Sprague ticks off a list of other fine-grained items that might be traded in such a marketplace. He catalogs what he'd pay for right now: "I want the weather in Prague for 25 cents per month, I want my stocks updated for 50 cents a stock, I want the Dines Letter for $12 a week, I want the congestion report from O'Hare Airport updated continuously because I'm always getting stuck in Chicago, so I'll pay a buck per month for that, and I want 'Hagar the Horrible' cartoon for a nickel a day." Each of these products is currently either given away scattershot or peddled in the aggregate very expensively. Sprague's electronically mediated marketplace would "unbundle" the data and deliver a narrowly selected piece of information to your desktop or mobile palmtop for a reasonable price.
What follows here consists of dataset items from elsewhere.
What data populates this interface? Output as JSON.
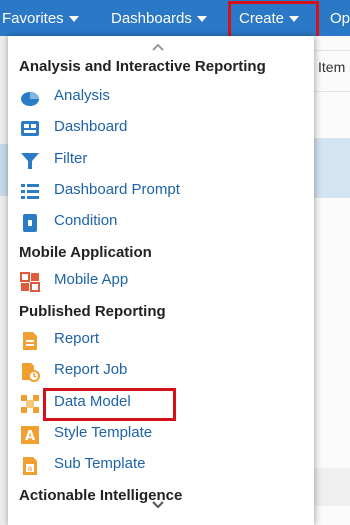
{
  "nav": {
    "favorites": "Favorites",
    "dashboards": "Dashboards",
    "create": "Create",
    "open_partial": "Op"
  },
  "background": {
    "column_header_partial": "Item"
  },
  "menu": {
    "sections": {
      "analysis": "Analysis and Interactive Reporting",
      "mobile": "Mobile Application",
      "published": "Published Reporting",
      "actionable": "Actionable Intelligence"
    },
    "items": {
      "analysis": {
        "label": "Analysis",
        "icon": "analysis-icon"
      },
      "dashboard": {
        "label": "Dashboard",
        "icon": "dashboard-icon"
      },
      "filter": {
        "label": "Filter",
        "icon": "filter-icon"
      },
      "dashboard_prompt": {
        "label": "Dashboard Prompt",
        "icon": "dashboard-prompt-icon"
      },
      "condition": {
        "label": "Condition",
        "icon": "condition-icon"
      },
      "mobile_app": {
        "label": "Mobile App",
        "icon": "mobile-app-icon"
      },
      "report": {
        "label": "Report",
        "icon": "report-icon"
      },
      "report_job": {
        "label": "Report Job",
        "icon": "report-job-icon"
      },
      "data_model": {
        "label": "Data Model",
        "icon": "data-model-icon"
      },
      "style_template": {
        "label": "Style Template",
        "icon": "style-template-icon"
      },
      "sub_template": {
        "label": "Sub Template",
        "icon": "sub-template-icon"
      }
    }
  },
  "colors": {
    "nav_bar": "#2a78c6",
    "link_text": "#1d63a8",
    "highlight_box": "#d4111b",
    "icon_blue": "#2a7cc7",
    "icon_orange": "#f0a030",
    "icon_red": "#e05a3c"
  }
}
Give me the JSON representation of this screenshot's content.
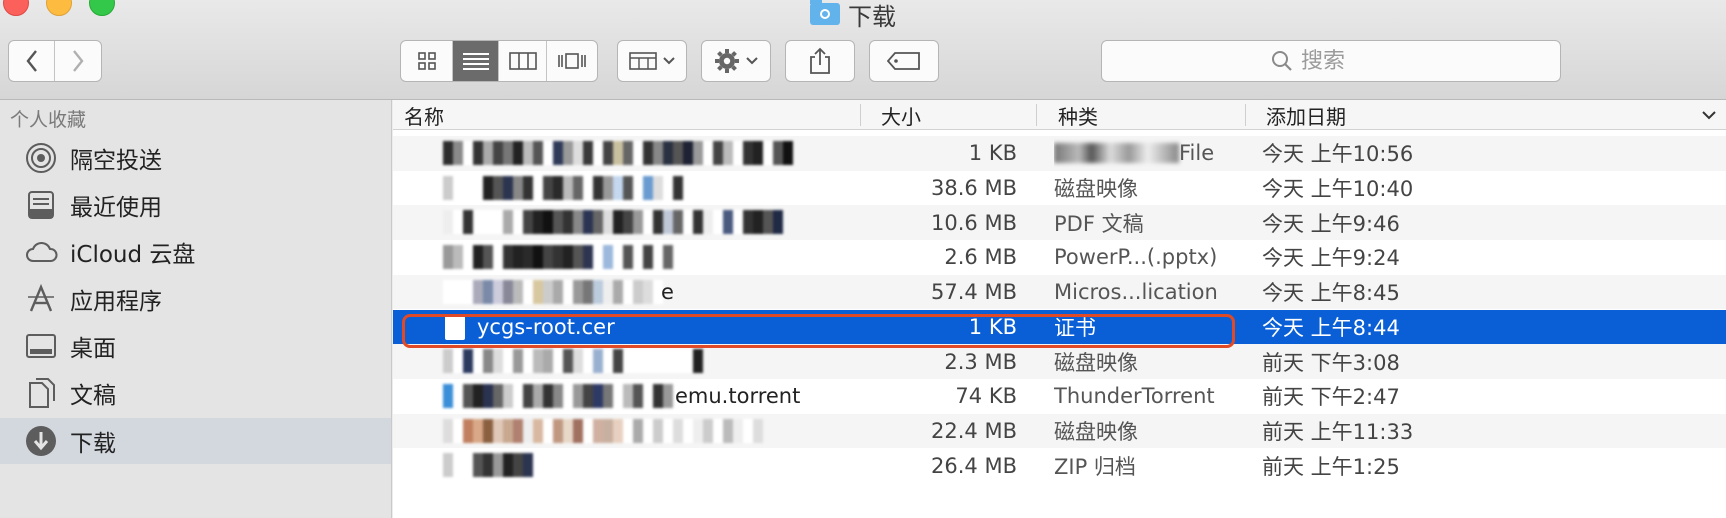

Encryption would meter it out, preventing you from filching other tiny bits of data that would hardly be worth protecting (or selling) in other ways. In essence, the ocean of information flows through you, but you only pay for what you drink.

At the moment, this particular technology of disconnection exists as a $95 circuit board that can slide into a personal computer and plug into a phone line. To encourage established computer manufacturers such as Hewlett-Packard to hardwire a similar board into units coming off their assembly line, Sprague's company, Waves, Inc., offers manufacturers a percentage of the revenue the encryption system generates. Their first market is lawyers, "because," he says, "lawyers spend $400 a month on information searches." Sprague's next step is to compress the encrypto-metering circuits and the modem down into a single $20 microchip that can be tucked into beepers, video recorders, phones, radios, and anything else that dispenses information. Ordinarily, this vision might be dismissed as the pipe dream of a starry-eyed junior inventor, but Peter Sprague is chairman and founder of National Semiconductor, one of the major semiconducter manufacturers in the world. He is sort of a Henry Ford of silicon chips. A cypherpunk, not. If anyone knows how to squeeze a revolutionary economy onto the head of a pin, it might be him.